Evin tertemiz temizlenip, toplanması.
Öğle ve akşam yemeklerinin hazırlanması, kaldırılması.
Evin beyinin her gün kalkıp, işe gitmesi ve evinin geçimi için canla başla çalışması.
Eşinin, çocuklarının, evinin ihtiyaçlarını karşılaması.
Öğretmenler için de örnek vermek gerekirse, bir konuyu sabırla tekrar tekrar, tekrar tekrar anlatmaları.
***************************************
Bir taraf kendini feda etmeye başlayınca, karşı taraf da duygusuz ve aldırmaz bir biçimde,
** hem kendisine lütfedilen şeylerin değerini bilmemeye başlıyor,
** hem “Bu benim hakkım” havasına giriyor,
** hem de sahip olduğu, kendisine lütfedilen şeylerin yetmediğini düşünüp, daha da, daha da, taleplerde bulunmaya başlıyor.

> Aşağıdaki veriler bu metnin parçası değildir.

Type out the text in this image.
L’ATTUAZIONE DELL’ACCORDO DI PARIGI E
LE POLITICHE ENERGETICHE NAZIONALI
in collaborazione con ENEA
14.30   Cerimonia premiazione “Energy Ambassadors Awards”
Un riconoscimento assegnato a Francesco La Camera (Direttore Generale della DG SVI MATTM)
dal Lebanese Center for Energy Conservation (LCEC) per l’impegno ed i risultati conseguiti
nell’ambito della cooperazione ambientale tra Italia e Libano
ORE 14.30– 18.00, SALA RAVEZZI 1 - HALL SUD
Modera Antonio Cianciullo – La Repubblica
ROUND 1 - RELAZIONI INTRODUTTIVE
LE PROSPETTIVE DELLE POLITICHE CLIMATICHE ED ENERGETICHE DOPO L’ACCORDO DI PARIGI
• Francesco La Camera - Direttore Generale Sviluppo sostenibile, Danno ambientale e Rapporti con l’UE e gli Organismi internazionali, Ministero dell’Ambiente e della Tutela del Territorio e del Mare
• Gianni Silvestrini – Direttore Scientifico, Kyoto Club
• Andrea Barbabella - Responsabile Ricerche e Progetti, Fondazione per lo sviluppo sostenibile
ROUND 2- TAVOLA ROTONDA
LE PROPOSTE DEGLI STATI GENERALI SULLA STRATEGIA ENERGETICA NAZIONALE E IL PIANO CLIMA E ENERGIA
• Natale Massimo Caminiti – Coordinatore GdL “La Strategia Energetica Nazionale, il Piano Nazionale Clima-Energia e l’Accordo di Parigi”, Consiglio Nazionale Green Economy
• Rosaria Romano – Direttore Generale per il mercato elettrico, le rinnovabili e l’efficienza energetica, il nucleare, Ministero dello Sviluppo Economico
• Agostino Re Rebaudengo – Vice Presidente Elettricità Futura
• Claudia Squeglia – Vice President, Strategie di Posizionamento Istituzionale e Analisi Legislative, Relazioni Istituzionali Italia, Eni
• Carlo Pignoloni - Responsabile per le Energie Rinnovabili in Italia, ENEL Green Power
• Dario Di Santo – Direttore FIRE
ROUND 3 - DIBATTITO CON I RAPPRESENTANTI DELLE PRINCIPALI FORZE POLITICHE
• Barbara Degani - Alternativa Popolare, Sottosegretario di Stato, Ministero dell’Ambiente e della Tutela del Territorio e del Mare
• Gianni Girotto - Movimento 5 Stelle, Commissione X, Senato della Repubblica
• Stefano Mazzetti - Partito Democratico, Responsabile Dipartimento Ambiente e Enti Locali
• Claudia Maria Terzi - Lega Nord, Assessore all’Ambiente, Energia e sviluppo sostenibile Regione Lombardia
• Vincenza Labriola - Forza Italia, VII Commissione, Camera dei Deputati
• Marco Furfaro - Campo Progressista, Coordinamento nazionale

İşin en ilginç yanı, bu durum sadece günlük hayatımızda, aile, arkadaş, iş çevremizde değil, hayatımızın her parçasında meydana gelebiliyor.
Aslında biliyor musunuz, sahip olduğumuz şeyler hakkında, ve özellikle hayatımızda paranın veya sevginin veya mutluluğun azlığı ve yokluğu konusunda şikayet ettiğimiz HER AN, aslında, Allah’a karşı bu tür bir duyarsızlık, bu “Beğenmedim, daha çok ver” havasına girmiş oluyoruz.
Aynı şekilde sahip olduğumuz her şey için içtenlikle şükretmediğimiz HER AN, Allah’a karşı bu duyarsızlığı, “Bu benim hakkım” havasını göstermiş oluyoruz.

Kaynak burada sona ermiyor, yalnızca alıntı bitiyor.